My time off has given me a deeper appreciation of the pastoral life. My time as a "freelance preacher" - I do not believe I invented that term, but I do think it is fairly original - has given me a deeper appreciation of the preaching moment, the writing process, and the intimacy shared between preacher and congregation and the intimacy shared between congregants. Interesting how the congregation feeds, lifts, and takes cues from one another. But the greatest insight thus far has come from my kids. I love listening to what they love and miss about church.
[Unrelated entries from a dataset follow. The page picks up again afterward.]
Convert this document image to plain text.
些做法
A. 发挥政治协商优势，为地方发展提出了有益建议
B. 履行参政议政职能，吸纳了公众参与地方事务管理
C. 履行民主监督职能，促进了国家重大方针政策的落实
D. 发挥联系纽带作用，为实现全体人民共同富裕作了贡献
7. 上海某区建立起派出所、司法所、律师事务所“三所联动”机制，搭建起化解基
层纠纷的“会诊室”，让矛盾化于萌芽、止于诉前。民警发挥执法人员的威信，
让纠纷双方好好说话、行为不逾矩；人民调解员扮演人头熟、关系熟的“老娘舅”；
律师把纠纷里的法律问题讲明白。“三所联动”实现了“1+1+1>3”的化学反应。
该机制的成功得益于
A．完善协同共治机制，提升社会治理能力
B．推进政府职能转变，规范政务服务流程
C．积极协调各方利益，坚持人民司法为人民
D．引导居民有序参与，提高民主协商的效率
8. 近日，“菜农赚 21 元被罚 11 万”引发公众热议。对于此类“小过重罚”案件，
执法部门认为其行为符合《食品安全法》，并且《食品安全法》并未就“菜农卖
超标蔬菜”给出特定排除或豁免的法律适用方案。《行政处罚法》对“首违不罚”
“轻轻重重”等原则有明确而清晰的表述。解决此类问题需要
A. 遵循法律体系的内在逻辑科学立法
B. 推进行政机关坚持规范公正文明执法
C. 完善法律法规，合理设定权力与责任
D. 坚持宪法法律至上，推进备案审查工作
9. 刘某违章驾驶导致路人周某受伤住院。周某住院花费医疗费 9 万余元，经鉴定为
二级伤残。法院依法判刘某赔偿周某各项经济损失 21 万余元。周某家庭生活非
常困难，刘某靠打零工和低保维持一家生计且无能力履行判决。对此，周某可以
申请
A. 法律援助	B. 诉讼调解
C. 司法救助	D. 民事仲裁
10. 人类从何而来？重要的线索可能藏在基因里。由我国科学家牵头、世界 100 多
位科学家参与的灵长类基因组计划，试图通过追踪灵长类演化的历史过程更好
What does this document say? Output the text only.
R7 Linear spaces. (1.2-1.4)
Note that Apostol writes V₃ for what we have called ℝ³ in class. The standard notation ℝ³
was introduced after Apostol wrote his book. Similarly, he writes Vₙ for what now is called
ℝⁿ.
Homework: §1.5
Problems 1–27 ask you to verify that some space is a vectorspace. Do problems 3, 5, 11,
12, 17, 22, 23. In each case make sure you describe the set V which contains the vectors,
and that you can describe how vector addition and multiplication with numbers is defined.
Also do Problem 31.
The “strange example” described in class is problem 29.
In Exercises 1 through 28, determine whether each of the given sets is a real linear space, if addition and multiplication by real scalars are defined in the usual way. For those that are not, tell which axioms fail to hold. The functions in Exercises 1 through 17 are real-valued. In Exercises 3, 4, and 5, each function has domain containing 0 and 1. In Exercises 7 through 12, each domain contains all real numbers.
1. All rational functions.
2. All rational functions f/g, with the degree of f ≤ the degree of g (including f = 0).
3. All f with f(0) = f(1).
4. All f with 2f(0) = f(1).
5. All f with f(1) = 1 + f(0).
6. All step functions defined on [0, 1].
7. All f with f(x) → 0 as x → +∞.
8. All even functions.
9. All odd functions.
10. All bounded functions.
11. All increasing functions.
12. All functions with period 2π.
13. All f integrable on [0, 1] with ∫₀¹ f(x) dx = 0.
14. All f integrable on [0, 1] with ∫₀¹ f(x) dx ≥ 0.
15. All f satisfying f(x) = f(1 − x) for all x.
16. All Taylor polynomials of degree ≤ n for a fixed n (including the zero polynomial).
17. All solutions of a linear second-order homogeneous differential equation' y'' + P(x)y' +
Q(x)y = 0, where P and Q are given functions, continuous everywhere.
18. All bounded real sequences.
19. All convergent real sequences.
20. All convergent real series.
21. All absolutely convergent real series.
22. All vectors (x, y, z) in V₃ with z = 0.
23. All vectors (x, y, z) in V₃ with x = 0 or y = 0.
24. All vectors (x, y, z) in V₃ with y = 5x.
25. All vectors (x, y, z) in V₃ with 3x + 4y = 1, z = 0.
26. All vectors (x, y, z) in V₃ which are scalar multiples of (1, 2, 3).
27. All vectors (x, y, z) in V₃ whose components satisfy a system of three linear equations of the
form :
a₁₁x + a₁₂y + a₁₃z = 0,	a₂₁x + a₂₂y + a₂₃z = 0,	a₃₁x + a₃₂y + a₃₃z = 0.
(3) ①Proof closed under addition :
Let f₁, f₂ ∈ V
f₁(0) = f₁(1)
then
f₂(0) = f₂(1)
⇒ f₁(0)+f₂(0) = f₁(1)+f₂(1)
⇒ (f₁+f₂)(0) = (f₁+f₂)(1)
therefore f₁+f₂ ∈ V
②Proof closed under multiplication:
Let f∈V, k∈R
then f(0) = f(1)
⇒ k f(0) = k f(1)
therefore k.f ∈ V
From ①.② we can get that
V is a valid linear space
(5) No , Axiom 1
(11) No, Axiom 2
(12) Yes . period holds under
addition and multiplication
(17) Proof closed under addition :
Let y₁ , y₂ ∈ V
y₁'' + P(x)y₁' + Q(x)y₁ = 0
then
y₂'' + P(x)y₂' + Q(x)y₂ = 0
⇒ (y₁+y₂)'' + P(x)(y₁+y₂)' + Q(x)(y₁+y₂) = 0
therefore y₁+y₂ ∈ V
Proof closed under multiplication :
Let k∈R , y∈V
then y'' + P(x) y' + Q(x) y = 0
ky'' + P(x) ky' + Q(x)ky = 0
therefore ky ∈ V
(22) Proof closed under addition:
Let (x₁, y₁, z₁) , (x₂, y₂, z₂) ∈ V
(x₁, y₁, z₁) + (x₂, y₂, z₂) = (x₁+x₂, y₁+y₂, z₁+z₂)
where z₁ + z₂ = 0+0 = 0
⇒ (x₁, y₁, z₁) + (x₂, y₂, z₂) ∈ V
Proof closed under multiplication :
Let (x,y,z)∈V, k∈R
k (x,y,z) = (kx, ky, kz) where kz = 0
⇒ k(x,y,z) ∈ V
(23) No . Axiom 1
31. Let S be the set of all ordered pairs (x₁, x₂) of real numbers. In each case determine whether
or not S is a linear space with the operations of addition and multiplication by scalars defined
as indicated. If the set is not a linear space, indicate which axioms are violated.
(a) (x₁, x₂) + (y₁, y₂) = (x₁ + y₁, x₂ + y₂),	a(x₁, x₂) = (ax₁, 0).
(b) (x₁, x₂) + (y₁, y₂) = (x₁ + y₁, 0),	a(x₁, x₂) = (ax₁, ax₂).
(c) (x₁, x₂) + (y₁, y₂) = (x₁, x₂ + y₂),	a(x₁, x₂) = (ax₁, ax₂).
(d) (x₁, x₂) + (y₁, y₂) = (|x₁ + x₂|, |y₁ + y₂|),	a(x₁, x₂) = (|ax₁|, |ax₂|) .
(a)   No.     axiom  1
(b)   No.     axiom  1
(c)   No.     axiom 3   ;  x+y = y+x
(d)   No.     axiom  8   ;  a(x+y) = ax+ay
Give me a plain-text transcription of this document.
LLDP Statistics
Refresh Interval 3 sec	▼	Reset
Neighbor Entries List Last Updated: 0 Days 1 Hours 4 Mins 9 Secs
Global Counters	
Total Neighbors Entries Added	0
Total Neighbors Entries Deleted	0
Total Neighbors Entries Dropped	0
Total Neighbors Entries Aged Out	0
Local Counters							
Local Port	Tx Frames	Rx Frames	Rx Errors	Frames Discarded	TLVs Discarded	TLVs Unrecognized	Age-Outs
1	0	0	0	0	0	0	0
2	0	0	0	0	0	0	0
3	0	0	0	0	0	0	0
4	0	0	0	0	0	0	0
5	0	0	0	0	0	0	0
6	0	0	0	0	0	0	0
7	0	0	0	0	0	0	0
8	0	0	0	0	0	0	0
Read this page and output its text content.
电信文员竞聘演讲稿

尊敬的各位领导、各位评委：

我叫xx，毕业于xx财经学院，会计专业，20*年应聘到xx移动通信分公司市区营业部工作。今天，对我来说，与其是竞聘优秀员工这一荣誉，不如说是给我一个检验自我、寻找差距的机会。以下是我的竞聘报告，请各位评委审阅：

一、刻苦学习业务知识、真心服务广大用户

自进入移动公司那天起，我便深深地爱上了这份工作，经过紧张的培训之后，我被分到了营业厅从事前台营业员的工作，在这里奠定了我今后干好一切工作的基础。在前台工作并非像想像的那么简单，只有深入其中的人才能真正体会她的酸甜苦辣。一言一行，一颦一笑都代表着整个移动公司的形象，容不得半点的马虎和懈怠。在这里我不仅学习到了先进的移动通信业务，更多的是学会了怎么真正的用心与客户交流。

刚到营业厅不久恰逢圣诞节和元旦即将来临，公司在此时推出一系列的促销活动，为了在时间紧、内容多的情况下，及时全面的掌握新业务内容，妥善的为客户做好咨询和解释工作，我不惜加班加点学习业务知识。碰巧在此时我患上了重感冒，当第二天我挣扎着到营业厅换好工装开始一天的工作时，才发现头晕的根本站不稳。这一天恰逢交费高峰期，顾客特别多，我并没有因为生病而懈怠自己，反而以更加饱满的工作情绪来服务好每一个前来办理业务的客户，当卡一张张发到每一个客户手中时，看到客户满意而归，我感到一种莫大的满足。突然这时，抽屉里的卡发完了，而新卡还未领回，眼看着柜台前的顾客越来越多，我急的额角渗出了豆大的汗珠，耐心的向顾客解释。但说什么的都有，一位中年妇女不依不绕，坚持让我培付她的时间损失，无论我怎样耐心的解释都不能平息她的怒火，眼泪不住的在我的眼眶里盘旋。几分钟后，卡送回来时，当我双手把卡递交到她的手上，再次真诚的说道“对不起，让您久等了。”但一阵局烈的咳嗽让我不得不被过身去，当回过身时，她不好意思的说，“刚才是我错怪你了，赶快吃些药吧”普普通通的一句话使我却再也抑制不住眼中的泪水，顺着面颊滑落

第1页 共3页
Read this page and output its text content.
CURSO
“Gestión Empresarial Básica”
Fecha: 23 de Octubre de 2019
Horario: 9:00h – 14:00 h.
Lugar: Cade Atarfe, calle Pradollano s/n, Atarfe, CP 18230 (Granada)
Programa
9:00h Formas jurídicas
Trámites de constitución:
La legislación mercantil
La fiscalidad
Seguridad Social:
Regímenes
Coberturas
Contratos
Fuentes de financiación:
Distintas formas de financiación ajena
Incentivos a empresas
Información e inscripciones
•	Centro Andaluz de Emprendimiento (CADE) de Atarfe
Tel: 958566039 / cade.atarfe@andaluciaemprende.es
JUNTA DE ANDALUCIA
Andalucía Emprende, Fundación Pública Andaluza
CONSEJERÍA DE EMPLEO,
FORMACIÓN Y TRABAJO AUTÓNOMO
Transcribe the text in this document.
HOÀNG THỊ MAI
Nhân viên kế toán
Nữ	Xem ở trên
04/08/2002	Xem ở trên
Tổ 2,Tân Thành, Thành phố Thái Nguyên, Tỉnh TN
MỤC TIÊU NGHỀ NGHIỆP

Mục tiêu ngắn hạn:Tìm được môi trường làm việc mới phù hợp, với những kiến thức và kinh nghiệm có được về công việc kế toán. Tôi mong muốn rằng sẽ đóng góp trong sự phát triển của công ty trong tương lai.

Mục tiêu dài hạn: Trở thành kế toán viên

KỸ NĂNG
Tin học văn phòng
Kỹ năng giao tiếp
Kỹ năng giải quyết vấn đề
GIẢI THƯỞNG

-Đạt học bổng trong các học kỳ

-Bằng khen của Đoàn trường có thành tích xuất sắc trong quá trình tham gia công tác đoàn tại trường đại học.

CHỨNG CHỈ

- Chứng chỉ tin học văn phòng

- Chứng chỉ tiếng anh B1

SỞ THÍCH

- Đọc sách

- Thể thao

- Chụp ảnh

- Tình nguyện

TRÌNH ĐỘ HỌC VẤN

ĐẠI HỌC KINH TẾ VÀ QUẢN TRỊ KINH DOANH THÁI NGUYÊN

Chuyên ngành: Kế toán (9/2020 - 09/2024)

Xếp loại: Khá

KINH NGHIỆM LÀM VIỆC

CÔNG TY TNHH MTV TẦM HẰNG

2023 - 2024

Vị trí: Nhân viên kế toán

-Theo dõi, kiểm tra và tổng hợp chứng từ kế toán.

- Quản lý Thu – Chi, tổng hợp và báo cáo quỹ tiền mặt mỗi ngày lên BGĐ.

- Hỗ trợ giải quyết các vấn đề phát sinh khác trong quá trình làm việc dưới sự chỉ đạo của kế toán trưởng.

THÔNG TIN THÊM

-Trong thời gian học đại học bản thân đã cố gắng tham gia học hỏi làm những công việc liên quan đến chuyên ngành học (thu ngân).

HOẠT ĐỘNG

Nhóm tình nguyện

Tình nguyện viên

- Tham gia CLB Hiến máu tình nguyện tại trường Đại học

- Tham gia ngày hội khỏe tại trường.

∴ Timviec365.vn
My time off has provided my family the unique blessing of talking openly about the future. What brings us joy and frustration, what feeds us and drives us crazy, what we like best and what frustrates us to no end. (I have not introduced them to the What I hate game, yet). I would say the greatest difference between this search and any other searches has been the inclusion of the kiddos. Before we always had to keep the search process hidden from them until the day we sprung on them. So one day I asked the kids, "Kids, what do you want next? Where do you want to move to?" They provided me with this set of criteria: One, it must snow there. Two, we must have a backyard to play in. And three, there must be a tree large enough for us to have a tree house." I was impressed with this criteria. I told them I would do what I could.
I mention all of this because one never knows how much kids actually pay attention and pick up on the conversations around the house. Last week #3, who is in kindergarten, showed me a paper he had completed in school. The assignment was to use one of the words he had learned in school that day in a sentence. Last Thursday the word of the day was "job." #3 wrote the following sentence:
Transliterated: "My dad is looking for a job."
I nearly fell out of the chair with laughter. The search process, it is good.